Il y avait aussi des artistes plus que confirmés sur la grande scène, pour une fin de journée totalement britannique. D'abord Elbow à 18h00 : avec plus de vingt ans de route au compteur et cinq albums, le quintette issu de Bury s'était adjoint les services d'une section de cordes pour interpréter entre autres des titres du récent « Build a rocket boys ! » dont l'illustration de couverture servait de fond de scène.

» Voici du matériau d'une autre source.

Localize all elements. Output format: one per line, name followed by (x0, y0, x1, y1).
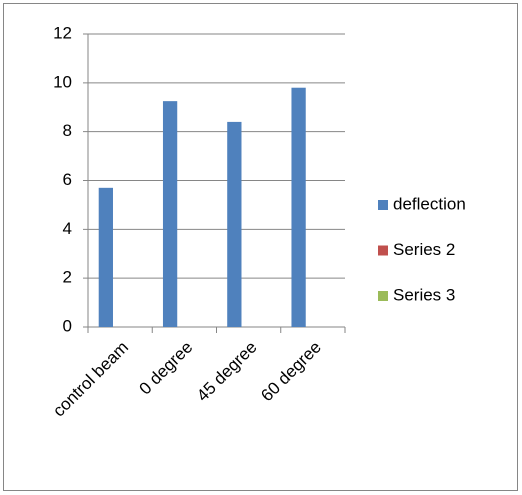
y-tick-label: 2 (63, 268, 72, 287)
legend-label: Series 2 (393, 240, 455, 259)
legend-label: deflection (393, 194, 466, 213)
y-tick-label: 10 (53, 72, 72, 91)
legend-swatch (378, 245, 388, 256)
bar (162, 101, 178, 327)
y-tick-label: 8 (63, 121, 72, 140)
bar (98, 187, 113, 327)
y-tick-label: 6 (63, 170, 72, 189)
chart-border (3, 3, 518, 491)
legend-label: Series 3 (393, 285, 455, 304)
y-tick-label: 4 (63, 219, 72, 238)
bar (227, 121, 242, 328)
y-tick-label: 12 (53, 23, 72, 42)
bar (291, 87, 306, 327)
y-tick-label: 0 (63, 316, 72, 335)
legend-swatch (378, 200, 388, 210)
legend-swatch (378, 291, 388, 301)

Ensuite, c'est à PJ Harvey qu'ils laissèrent la grande scène et l'on se dit peut-être que la demoiselle du Sommerset aurait pu adapter son set au festival. Statique dans son bord de scène « jardin » (à gauche lorsqu'on est face à la scène) alors que ses musiciens, même son éternel comparse John Parish à la guitare, sont cloîtrés côté « cour » (à droite donc), elle alterne cithare et une Airline électrique blanche (la marque de guitare que Jack White a remise au goût du jour à l'époque des White Stripes) pour un set aérien de toute beauté mais statique à l'excès. Les premiers rangs souffriront aussi du son des basses tonitruantes couvrant totalement le reste des instruments en bord de scène. A voir sur une petite scène.

Les deux poids lourds de la soirée se succédaient, Portishead d'abord, Coldplay ensuite. La prestation de Portishead sera fascinante, alternant la sauvagerie rentrée du dernier album avec « The Rip » ou « Machine gun » et les incontournables « Over », « Sour Times » ou  « Cowboys ». Beth Gibbons reste elle aussi plantée derrière son micro, mais dans ce cas-là, réussit à donner un show vibrant. Comme quoi rester immobile peut avoir son charme si distant soit-il.

C'est Coldplay qui finira l'édition 2011 du festival Main Square. Déjà invités du festival deux ans auparavant, ils avaient marqué par leur énergie et leur convivialité. C'est toujours le cas. Pour leur seule date en France, les Londoniens avaient opté pour un décor et des costumes réagissant à la lumière noire, pour un début de concert fluorescent. Dans les incidents de parcours, Chris Martin arrêtera le titre « In my place » au bout de quelques mesures, afin de régler un problème de batterie, voulant préserver à la fois le confort de jeu de Will Champion son batteur, mais aussi la qualité d'écoute du public. Problème réglé en quelques secondes. Néanmoins les confettis qui avaient été calés pour tomber en pluie pendant le premier refrain se mirent à tomber pendant que les techniciens réglaient le souci. Le groupe reprendra avec flegme le fil du concert pour le dérouler sans accroc et avec élégance, interprétant successivement « Yellow », « The Scientist » « Us Against the world » ou «Viva la vida » entres autres classiques. Le groupe offrira encore trois morceaux en rappel puis les lumières s'éteindront sur la grande scène, laissant à Underworld sur la scène Green Room, le soin d'apporter la touche finale à cette dernière nuit.